Research estimates the accumulated cost of deferred maintenance across U.S. public infrastructure alone at $1 trillion. That figure captures only what governments own and track. The exposure across the broader built environment is larger still, and carriers pricing commercial property portfolios are already absorbing its consequences.
Executive Summary
"Carriers that build proactive maintenance engagement programs are creating something difficult to replicate. They are building operational integration with the policyholder at the property level, supported by proprietary data that accumulates value over time," writes Jon DeWald, CEO of HelixIntel, an InsurTech that connects carriers to policyholder maintenance operations.Here, DeWald describes how carriers that engage more directly on maintenance can create durable advantages, including more precise underwriting, longitudinal property-level data, targeted loss control and risk-based pricing grounded in prevention.
What has been harder to solve than the size of the problem is the operational question: how can a carrier engage with that risk across thousands of properties before it becomes a claim? Until recently, that infrastructure did not exist at scale. It does now, and the carriers building it are establishing a competitive position that compounds in ways pricing alone cannot replicate.

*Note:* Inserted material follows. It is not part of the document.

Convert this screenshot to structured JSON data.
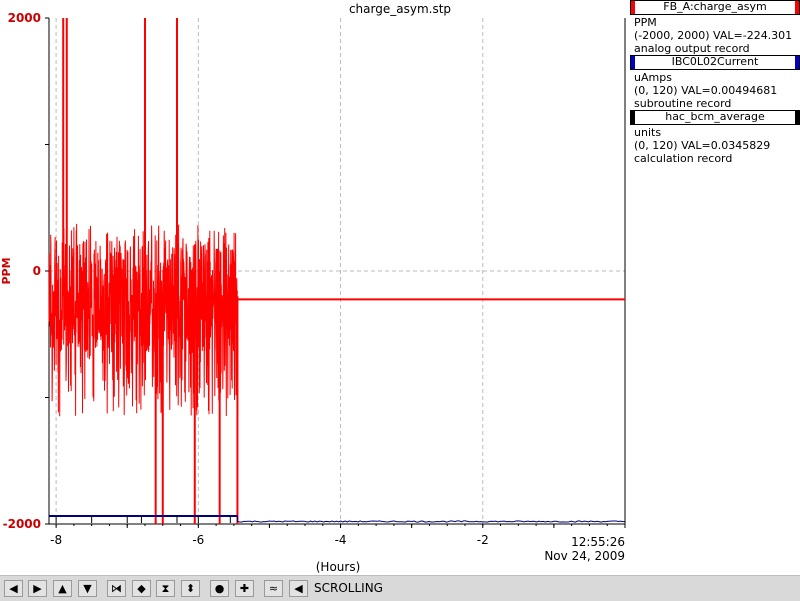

Every aging electrical system, failing fire suppression component and piece of critical equipment operating past its service life represents exposure across property, workers compensation and general liability simultaneously. One deferred task can connect multiple coverage lines to a shared root cause—something none of those lines are individually structured to see.
The issue is not that maintenance teams lack awareness of deteriorating conditions. The challenge has been that insurers have not had a systematic way to connect to that knowledge and act on it before it becomes a claim. That capability is now emerging.